Single40'S diary

「40過ぎて独身で」と言ってる間にはや還暦のブログ

活字が滅びるときは国が滅びるとき

大学時代の出版界に身を置く先輩と電話で昨晩、四方山話をした。
あまり意図のない世間話を、大学時代のまま、今でも話せるのは大変ありがたいことである。

で、その話の中で、思わず「なるほど」と思ったことがあった。
ほかでもない、出版不況である。
かなり有名な経済誌でも、すでに広告をとるのが難しく、経営的には今後危ういのだという。

私も、経済誌は、ウェブ購読にしてしまった。古新聞を捨てる手間もないし、安いからである。

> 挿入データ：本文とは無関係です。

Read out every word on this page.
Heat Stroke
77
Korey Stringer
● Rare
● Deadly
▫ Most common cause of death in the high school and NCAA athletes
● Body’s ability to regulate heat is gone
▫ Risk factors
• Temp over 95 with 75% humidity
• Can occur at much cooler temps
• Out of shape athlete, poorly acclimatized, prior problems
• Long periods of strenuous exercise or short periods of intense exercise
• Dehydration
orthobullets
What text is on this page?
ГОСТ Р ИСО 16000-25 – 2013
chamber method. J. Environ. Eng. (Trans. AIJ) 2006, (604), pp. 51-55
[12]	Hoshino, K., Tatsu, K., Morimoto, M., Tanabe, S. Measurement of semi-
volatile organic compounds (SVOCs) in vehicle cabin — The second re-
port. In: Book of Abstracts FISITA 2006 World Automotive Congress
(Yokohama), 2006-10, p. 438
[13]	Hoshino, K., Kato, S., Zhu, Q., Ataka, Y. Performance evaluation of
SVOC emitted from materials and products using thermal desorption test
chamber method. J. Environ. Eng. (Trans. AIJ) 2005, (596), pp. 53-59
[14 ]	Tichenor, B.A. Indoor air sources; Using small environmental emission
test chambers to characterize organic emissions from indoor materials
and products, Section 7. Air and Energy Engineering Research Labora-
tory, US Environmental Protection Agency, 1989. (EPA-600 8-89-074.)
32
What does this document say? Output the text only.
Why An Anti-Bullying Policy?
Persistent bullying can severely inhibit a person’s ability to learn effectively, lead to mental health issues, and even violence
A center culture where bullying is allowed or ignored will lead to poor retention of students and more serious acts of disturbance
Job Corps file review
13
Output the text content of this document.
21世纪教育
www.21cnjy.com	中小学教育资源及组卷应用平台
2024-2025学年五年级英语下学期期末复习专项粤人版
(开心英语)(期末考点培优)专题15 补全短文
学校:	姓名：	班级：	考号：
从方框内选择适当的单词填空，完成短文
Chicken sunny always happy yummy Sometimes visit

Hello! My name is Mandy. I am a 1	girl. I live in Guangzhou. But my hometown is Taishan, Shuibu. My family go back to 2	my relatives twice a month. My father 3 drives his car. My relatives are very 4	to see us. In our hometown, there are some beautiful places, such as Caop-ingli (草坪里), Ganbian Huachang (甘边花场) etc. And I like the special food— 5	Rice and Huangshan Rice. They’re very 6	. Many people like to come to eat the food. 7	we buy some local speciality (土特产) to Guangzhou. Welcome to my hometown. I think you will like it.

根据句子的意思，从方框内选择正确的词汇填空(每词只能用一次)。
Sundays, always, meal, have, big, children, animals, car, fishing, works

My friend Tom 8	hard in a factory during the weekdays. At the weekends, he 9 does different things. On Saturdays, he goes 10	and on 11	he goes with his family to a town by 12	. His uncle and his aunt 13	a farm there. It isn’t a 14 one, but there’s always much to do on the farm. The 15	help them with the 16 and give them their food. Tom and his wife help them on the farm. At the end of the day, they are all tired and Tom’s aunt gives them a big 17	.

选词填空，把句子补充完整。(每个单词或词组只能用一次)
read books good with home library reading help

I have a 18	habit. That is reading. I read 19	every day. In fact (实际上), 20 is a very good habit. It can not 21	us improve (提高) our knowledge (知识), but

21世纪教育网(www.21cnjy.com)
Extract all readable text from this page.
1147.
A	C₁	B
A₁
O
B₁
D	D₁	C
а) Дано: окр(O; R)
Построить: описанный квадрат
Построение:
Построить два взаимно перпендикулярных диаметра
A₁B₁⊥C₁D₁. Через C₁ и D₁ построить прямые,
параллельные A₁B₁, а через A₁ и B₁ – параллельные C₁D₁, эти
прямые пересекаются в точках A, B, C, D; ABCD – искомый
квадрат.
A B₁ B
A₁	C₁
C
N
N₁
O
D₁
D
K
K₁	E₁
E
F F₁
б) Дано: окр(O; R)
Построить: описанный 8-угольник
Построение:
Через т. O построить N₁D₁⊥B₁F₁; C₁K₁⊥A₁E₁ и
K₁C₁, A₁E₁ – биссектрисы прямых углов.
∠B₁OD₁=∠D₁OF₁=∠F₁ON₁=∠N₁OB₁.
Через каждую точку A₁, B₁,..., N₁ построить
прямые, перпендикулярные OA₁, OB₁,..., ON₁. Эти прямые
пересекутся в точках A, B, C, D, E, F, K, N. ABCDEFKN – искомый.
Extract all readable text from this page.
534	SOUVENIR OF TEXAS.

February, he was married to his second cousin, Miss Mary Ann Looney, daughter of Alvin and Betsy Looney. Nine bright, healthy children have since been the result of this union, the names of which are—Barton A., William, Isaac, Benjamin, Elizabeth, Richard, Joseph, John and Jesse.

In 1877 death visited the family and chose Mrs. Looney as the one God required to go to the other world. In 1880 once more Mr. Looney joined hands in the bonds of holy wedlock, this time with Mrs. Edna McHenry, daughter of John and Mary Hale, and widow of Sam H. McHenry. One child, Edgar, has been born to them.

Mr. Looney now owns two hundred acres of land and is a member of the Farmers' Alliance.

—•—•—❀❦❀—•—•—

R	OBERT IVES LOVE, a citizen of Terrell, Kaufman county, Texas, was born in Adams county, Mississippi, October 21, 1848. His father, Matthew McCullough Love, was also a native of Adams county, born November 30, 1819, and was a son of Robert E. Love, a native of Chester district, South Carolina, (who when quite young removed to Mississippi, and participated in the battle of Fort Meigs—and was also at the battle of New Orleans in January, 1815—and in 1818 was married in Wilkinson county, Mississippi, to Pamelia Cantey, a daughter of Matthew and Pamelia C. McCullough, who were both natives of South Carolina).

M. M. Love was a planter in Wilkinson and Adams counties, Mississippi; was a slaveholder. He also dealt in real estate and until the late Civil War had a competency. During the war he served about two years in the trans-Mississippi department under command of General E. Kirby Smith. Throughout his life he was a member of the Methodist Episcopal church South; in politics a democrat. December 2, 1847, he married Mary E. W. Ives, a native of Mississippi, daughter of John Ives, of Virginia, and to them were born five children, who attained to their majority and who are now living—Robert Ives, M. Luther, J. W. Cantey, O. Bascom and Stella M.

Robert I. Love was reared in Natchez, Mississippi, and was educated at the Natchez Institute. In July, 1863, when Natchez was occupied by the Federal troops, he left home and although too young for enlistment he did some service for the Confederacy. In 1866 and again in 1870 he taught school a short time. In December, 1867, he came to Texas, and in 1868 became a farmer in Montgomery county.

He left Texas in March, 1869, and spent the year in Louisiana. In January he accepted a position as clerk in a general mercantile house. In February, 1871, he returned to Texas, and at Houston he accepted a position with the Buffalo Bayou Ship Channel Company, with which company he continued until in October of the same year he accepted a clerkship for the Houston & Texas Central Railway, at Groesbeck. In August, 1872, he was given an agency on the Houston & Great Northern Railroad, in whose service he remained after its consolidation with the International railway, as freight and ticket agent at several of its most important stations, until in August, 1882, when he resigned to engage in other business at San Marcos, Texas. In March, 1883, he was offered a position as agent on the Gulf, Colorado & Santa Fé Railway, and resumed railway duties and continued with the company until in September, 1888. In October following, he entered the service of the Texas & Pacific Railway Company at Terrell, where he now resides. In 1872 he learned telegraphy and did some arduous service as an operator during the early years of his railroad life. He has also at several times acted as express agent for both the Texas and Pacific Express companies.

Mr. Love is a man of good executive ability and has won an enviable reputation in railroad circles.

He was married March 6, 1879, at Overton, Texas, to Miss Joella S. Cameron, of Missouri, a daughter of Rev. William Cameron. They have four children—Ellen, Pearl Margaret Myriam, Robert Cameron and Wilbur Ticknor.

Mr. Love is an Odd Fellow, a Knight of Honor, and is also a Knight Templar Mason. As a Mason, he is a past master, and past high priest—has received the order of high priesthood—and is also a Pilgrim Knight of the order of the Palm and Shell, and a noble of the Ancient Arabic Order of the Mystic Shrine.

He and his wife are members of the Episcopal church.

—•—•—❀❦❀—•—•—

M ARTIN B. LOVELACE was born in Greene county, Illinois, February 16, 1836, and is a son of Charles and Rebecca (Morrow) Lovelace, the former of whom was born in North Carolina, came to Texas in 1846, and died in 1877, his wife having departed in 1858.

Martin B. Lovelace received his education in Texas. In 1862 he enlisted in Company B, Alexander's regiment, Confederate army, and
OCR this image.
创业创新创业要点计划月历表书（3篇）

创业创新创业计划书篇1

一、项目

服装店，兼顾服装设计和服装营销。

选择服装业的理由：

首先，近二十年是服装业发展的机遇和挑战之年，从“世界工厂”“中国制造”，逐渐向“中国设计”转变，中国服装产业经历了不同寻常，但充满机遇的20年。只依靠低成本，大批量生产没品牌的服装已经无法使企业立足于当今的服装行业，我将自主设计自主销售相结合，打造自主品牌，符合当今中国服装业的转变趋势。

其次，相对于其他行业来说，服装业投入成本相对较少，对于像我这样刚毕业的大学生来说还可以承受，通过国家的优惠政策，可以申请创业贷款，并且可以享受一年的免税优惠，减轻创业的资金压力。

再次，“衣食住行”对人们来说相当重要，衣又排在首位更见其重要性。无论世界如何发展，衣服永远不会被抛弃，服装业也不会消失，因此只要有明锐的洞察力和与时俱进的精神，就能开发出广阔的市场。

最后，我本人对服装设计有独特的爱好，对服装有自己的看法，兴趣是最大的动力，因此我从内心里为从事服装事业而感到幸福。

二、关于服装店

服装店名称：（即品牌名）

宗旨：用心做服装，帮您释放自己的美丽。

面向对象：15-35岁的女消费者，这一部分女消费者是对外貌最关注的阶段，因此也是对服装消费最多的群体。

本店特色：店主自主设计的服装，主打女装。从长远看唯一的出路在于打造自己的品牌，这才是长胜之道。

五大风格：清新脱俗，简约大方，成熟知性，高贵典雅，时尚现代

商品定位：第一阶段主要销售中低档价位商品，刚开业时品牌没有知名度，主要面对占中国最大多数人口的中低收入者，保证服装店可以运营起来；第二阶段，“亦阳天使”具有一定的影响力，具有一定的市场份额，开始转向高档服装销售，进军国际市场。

本が売れないという話から、電車内の光景の話になった。
ちょっと前は、電車の中で漫画雑誌を読む風景が普通にみられた。ところが、今や電車内で、漫画雑誌派は少数派となった。みな、小さな携帯電話の画面を眺めている。
あの有名な「少年ジャンプ」ですら、大幅な部数減であえいでいるのだ。漫画すら売れない。たぶん、あと30年もすれば、漫画も立派な「文化」になってしまうかもしれない。つまり、政府の補助金頼りに細々と生きながらえ、好き者が支える世界である。
オタクブームといいながら、実際に裾野は広がっていないように思うのである。

私は、電車内では文庫本を読む。自転車通勤は、いかに猛者であっても、読書はできないのである(笑)。電車内で読書できるのは、実に絶好の機会なのだ。

そういう「活字派」は「中年以降ばかりだ」と先輩はいう。「これからの出版は、だから、若いヤツを相手に考えてはいけない。我々中年から高年、この層を考えるべきだ。若者は放っておけばいい」
過激な言葉であったが、しかし、全くその通りだと思わざるを得ない。

だけど、ねぇ。
「若者が、活字を読まなくなった国」に、果たしてどんな未来があるのだろうか?
小泉元首相は「我が国はホームレスでも新聞が読める」と言ったそうだが、それは間違いなく国力の一つである。「世界で尤も教育程度の高いホームレスがいる国」は、もしも事実なら、充分誇っていい事柄だろう。
だけど、さてさて。これから、どうなるだろうか?

新聞も、雑誌も、捨てることでホームレスの収入になっているし、売り物にならないものは、彼らが読みもするだろう。
だけど、ケータイ画面ばかり覗いている人だけになってしまったら、その費用が払えないホームレスは雑誌も新聞も手に入れることはできなくなる。
そして、若者は、少ない可処分所得を、ケータイに注ぎ込むのだ。
それをケータイ文化と呼べるか?
事実を指摘しておくと、今やケータイサイトで儲けた会社の業績は、みな急降下しているのだ。ケータイはコンテンツを生んでおらず、ただ単に消化しているように見える。ネタ切れで、業績が下がったのじゃないか。

若い人たちが、再び活字に親しむようになることはないんだろうと思う。
なんだか、この国の落日の象徴のような気がしてならないんだけど。